Поначалу это было все равно что съесть куриное крылышко, не думая, что съедаешь в сущности жизнь целой курицы, не тобой затеянную, не тебе подаренную. Но ведь не мог я только целовать ее шею и делать свои признания, не мог не знать, что так это не делается, так не полагается. Как же, я знал, что надобно большего, чего-то до крайности сильного и трепетного. И я вполне сознавал, что за столь легко поддающейся шейкой меня ждут куда более крупные и не столь невинные органы моей дочери, прямо сказать - члены, в общем, я знал, предвидел и предчувствовал весь ее масштаб, не совсем-то для меня и посильный, и не это ли сознание, действовавшее во мне, конечно же, и до поцелуя, заставило меня в каком-то даже испуге броситься и поцеловать ее?
И еще один момент.

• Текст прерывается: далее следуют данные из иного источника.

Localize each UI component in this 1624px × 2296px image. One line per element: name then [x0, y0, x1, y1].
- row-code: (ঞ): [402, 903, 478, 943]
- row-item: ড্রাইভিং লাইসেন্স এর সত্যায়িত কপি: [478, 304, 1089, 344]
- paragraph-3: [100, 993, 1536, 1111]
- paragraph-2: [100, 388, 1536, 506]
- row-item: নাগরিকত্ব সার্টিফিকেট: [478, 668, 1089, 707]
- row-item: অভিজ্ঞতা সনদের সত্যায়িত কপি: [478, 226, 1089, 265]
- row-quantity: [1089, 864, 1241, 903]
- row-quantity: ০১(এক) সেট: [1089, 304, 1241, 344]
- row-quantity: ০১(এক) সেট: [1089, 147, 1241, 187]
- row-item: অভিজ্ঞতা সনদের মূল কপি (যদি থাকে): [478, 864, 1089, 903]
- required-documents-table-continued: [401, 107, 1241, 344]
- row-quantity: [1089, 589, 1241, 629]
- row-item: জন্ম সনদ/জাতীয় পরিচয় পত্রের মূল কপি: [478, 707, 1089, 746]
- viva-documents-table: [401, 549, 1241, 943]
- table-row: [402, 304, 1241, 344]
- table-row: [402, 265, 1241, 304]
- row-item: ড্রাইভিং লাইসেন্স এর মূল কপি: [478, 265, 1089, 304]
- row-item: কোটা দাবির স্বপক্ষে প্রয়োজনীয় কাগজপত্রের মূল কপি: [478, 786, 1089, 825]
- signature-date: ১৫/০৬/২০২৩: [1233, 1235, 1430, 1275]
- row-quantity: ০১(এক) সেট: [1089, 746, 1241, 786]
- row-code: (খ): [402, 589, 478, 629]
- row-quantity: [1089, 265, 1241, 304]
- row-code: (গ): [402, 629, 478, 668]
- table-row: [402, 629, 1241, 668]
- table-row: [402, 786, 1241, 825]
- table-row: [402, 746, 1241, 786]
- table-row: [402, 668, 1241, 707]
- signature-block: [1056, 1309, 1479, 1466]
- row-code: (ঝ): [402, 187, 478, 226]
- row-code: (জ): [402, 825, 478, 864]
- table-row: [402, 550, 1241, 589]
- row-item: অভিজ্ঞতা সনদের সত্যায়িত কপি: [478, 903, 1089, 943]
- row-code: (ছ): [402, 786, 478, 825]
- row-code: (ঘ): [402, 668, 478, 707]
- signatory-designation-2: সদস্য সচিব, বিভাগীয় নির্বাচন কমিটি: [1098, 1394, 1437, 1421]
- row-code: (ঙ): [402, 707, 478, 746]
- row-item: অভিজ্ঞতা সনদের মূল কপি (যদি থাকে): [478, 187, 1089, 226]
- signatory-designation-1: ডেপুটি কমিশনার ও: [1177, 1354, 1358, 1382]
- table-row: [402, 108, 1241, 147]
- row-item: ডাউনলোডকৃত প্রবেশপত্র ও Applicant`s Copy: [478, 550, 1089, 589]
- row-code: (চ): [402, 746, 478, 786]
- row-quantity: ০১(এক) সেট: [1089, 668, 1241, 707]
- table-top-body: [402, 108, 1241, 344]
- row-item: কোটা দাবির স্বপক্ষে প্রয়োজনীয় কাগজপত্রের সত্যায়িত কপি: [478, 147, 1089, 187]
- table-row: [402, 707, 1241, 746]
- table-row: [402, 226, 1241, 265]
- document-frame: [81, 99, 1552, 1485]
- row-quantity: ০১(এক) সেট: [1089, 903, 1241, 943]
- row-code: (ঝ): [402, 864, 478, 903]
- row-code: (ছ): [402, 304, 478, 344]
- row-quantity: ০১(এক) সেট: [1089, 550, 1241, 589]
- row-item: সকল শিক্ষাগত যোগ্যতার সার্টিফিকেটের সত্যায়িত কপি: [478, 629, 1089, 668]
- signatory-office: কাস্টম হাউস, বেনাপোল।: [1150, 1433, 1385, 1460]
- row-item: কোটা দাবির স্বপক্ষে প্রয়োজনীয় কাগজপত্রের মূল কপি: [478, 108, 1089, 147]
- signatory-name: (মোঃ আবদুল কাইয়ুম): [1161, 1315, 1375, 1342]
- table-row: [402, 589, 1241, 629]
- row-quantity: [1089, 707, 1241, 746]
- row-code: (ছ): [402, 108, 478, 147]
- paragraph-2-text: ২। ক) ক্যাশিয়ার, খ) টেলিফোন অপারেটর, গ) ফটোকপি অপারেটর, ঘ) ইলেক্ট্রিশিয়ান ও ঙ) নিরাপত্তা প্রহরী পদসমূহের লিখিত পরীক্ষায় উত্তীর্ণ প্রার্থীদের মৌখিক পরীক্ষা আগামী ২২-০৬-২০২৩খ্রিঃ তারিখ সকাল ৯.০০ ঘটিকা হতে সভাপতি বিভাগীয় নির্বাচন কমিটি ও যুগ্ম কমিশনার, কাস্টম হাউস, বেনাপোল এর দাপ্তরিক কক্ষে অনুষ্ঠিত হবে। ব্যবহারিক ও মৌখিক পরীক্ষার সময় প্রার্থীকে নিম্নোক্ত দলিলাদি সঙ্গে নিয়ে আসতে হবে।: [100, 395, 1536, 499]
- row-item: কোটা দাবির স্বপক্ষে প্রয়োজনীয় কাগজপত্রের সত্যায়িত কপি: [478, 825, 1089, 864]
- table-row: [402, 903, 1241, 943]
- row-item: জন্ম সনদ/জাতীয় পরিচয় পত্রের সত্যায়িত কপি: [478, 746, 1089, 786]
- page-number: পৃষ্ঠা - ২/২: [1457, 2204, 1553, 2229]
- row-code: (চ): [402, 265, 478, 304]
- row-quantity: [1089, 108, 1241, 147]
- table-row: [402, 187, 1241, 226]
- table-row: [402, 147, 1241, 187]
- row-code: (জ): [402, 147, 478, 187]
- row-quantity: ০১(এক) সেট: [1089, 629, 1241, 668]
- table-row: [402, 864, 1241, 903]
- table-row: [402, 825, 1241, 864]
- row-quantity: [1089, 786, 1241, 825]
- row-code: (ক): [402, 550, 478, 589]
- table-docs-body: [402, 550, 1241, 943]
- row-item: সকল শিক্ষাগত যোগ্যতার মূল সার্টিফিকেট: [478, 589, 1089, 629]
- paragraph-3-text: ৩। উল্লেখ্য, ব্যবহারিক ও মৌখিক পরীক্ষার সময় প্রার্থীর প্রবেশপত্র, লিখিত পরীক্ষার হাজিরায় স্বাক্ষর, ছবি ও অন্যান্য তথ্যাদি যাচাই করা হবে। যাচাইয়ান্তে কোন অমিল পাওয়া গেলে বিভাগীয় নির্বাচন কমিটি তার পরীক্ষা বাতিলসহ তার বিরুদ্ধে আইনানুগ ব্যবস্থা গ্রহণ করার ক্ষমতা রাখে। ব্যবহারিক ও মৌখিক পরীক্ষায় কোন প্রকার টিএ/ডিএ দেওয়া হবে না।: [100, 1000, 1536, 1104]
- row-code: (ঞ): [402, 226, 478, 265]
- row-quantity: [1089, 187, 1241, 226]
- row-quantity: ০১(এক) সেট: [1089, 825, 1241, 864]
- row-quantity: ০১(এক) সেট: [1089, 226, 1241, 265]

Еще прежде, чем она поставила свой нежный вопрос о любви, ее шею залила краска. Она не подняла головы, когда спрашивала. И все это говорило о ее невинности. Следовательно, она еще и наивна в некотором роде, она способна испугаться, если я осуществлю задуманное, она будет испуганно плакать и умолять меня прекратить мое умоисступление, и все это отразится на ней в высшей степени положительно, укрепит ее дух и красоту? Мое покаяние не развратит ни ее, ни меня самого? Я могу действовать смело, в полной уверенности, что ни одной наглой, развратной мыслишки не пробежит в ее головке, пока я буду в неистовстве рассказывать о своем проступке?
Мне вдруг пришло в голову, что не обязательно и неистовствовать, почему же не рассказать ей все спокойно и обстоятельно. Но поймет ли она тогда меня до конца? И что мне самому будет в такой исповеди? Я не очень-то хорошо понимал, что значит тут мое желание быть понятым ею до конца. Наверное, тут уже намечалось происшедшее со мной по-настоящему только сейчас, а именно возникшее у меня желание вслед за шеей расцеловать ее всю, несмотря на эту ее неожиданную невинность, а может быть, как раз и вследствие ее.